I was brought up with electric appliances, but when I met my wife who was raised with gas appliances is when I converted. The gas is cheaper we now have a gas stove, gas dryer. and my wife uses the dryer twice a day five day a week and the stove the same. and my gas bill is between 15.00-18.00 per month. it dries faster and boil es water faster. Hope this help with making your decision. BOB.


----------



## Clutchcargo (Mar 31, 2007)

Some people are afraid of NG and I never had gas before I bought my current house. Now I prefer NG.


----------



## creamaster (May 11, 2008)

We had a NG clothes dryer and switched to electric for several reasons.

1) Our dryer had developed a gas leak that could be smelled throughout the house. The technician from our supplier came over, located it, and red tagged it therefore shutting it down until it was fixed. Luckily he said it was not enough of a leakage to be dangerous, but with a newborn on the way I did not want to chance another, possibly more dangerous one it in the future.
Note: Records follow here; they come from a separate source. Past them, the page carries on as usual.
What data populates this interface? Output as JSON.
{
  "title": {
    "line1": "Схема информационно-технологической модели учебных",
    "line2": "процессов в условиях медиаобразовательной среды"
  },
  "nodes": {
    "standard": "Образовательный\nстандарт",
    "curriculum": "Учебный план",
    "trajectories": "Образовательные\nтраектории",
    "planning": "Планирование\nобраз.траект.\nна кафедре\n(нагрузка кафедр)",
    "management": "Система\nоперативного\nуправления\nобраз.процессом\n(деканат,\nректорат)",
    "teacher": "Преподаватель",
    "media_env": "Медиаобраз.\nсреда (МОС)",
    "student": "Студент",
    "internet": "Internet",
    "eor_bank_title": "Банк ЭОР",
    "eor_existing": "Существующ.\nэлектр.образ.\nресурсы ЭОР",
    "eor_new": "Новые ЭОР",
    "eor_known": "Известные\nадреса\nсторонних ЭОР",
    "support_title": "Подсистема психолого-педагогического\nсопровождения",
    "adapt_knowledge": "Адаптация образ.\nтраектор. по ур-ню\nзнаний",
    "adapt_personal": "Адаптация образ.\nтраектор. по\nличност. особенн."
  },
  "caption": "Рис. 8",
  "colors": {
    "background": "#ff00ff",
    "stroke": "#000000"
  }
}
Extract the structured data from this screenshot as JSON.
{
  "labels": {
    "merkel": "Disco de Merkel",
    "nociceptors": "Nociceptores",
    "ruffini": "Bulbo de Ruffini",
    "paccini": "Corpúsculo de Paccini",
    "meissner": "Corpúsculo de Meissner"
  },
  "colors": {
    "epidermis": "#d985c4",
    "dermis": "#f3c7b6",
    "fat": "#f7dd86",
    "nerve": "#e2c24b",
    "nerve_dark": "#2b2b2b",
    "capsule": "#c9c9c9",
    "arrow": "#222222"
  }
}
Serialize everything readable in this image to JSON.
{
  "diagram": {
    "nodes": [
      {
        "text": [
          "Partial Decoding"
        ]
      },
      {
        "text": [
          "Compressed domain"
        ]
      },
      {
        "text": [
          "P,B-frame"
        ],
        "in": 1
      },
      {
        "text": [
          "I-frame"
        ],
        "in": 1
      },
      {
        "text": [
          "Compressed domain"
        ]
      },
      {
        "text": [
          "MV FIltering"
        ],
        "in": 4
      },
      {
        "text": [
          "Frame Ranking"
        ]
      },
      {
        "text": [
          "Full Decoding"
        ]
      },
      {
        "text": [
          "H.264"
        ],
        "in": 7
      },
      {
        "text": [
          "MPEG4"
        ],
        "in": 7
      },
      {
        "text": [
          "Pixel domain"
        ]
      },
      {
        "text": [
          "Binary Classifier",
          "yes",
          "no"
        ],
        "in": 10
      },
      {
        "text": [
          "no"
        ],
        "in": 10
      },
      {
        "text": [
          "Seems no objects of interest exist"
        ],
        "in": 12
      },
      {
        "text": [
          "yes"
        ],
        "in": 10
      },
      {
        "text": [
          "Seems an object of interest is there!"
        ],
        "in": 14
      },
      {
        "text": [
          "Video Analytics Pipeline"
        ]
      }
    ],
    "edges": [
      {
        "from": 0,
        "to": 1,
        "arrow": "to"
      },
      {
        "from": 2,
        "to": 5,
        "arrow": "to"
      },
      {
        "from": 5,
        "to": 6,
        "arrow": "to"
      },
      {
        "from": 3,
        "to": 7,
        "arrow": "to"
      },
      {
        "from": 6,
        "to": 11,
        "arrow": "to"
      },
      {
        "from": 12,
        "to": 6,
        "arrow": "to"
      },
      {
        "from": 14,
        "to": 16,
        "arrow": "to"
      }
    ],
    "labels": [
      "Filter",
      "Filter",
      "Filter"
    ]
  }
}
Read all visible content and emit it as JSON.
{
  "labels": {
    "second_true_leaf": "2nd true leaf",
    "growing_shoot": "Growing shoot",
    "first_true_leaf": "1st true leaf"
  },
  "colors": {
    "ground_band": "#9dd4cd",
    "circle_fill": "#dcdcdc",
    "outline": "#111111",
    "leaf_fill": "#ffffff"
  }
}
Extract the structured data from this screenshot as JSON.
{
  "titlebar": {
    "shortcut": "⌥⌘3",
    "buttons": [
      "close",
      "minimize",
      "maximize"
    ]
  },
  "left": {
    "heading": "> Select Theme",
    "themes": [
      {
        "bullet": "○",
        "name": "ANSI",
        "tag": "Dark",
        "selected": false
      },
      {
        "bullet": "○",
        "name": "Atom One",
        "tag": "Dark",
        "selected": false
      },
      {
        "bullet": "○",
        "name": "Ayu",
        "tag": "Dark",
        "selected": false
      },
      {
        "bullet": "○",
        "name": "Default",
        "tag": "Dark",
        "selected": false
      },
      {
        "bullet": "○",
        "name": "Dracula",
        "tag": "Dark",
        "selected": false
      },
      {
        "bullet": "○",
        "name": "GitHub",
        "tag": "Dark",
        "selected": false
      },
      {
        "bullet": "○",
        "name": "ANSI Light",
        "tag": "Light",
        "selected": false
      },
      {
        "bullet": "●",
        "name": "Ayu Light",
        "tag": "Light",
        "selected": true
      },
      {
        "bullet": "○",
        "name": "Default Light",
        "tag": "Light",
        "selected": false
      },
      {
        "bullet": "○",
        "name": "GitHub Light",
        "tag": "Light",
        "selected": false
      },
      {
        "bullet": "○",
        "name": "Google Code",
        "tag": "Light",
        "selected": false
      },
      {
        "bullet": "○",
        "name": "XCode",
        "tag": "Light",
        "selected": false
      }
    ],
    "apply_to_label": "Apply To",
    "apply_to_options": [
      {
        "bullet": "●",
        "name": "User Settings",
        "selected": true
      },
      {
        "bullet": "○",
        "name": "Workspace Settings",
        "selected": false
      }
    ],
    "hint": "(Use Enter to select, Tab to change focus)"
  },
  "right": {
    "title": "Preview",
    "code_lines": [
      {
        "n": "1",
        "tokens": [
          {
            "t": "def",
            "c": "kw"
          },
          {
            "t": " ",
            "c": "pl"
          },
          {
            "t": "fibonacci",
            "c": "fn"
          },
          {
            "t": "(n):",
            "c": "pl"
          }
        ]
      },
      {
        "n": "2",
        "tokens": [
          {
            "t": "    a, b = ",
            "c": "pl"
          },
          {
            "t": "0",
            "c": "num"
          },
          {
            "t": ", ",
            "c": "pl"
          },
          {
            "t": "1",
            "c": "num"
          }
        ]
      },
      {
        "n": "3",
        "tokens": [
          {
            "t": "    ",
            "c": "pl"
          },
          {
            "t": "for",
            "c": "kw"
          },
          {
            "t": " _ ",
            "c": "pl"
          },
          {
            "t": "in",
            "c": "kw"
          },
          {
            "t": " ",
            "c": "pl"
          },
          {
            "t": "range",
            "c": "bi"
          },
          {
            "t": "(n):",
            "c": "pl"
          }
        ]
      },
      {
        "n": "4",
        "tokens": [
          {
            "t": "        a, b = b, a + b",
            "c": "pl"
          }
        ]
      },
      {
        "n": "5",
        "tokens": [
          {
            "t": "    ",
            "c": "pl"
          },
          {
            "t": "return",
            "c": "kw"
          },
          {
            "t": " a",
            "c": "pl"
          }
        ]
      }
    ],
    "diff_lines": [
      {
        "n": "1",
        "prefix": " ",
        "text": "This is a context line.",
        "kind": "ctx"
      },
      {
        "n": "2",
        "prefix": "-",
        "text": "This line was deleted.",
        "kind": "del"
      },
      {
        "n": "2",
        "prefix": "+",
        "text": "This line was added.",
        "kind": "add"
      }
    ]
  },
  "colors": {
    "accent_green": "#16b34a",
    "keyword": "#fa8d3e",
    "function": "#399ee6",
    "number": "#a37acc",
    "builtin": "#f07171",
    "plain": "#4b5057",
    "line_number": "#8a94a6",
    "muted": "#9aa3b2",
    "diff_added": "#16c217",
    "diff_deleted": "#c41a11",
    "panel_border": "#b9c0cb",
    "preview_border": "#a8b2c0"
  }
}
2) From an environmental perspective, NG is a fossil fuel that cannot be replaced and it does add pollution even though it is a very clean burning fossil fuel. We went electric because we purchase some wind and hydro power through our supplier, so at least some of our electricity is renewable and therefore more environmentally concious.

3) From a cost perspective it is about the same to use electric or gas for us. This will depend on your local rates of NG and electric. This I believe is true also because we purchased a HE Front Load washer that uses only 16 gallons of water and the clothes are spun so fast they are practically dry when we put them into the dryer, so the dryer does not have to work as long.

So I guess the choice is more a perosonal one that has several different perspectives.


----------



## RammsteinNicCage (Jan 24, 2008)

buletbob said:


> and my gas bill is between 15.00-18.00 per month.


 
Is that a typo? I'm also on Long Island and have a gas dryer and oven. My gas bill in the summer is about $75/month and in the winter is about $150/month.

Even when I lived in Tucson, Arizona in 2000 with just a gas oven, my bill was still about $20/month (8 years ago!)


----------



## Winchester (Aug 27, 2008)

Bought a new washer and dryer just over a year ago (HE LG appliances - may want to consider from Sears) very nice units.

The gas unit was like $60 more than the electric but from my research, indications were that it would pay for itself in most areas. Depends on your local rates.

Do you have one type of connection already or nothing at all? Another consideration would be the expenses of either installing/adding electrical vs. gas lines. Something else to consider too.

Best of luck. :thumbsup:


----------



## Gary_602z (Nov 15, 2008)

RammsteinNicCage said:


> Is that a typo? I'm also on Long Island and have a gas dryer and oven. My gas bill in the summer is about $75/month and in the winter is about $150/month.
> 
> Even when I lived in Tucson, Arizona in 2000 with just a gas oven, my bill was still about $20/month (8 years ago!)


Why would your gas bill double in the winter? Just on cooking and dryer?
Don't get me wrong I prefer electric dryers, and cooking although we do have a gas stove/oven now.

Gary


----------



## RammsteinNicCage (Jan 24, 2008)

Sorry, I have gas heat, too.


----------



## buletbob (May 9, 2008)

RammsteinNicCage said:


> Is that a typo? I'm also on Long Island and have a gas dryer and oven. My gas bill in the summer is about $75/month and in the winter is about $150/month.
> 
> Even when I lived in Tucson, Arizona in 2000 with just a gas oven, my bill was still about $20/month (8 years ago!)


No. it is correct. we don,t use the oven just the stove, and the dryer. BOB.


----------



## Winchester (Aug 27, 2008)

For gas, you need to know the unit cost of fuel by Btu (British thermal unit) or therm. (1 therm = 100,000 Btu)

365 X 41045/EF X Fuel Cost (Btu) = estimated annual cost of operation

OR

365 X 0.4105/EF X Fuel Cost (therm) = estimated annual cost of operation

Example: A natural gas water heater with an EF of .57 and a fuel cost of $0.00000619/Btu

365 X 41045/.57 X $0.00000619 = $163

For electric water you need to know or convert the unit cost of electricity by kilowatt-hour (kWh).

365 X 12.03/EF X Electricity Cost by kWh = estimated annual cost of operation

Example: A heat pump water heater with an EF of 2.0 and a electricity cost of $0.0842/kWh

365 X 12.03/2.0 X $0.0842 = $185


----------



## JCAHILL4 (Nov 3, 2008)

Gas, its cheaper and gentler on your clothes.:thumbsup:


----------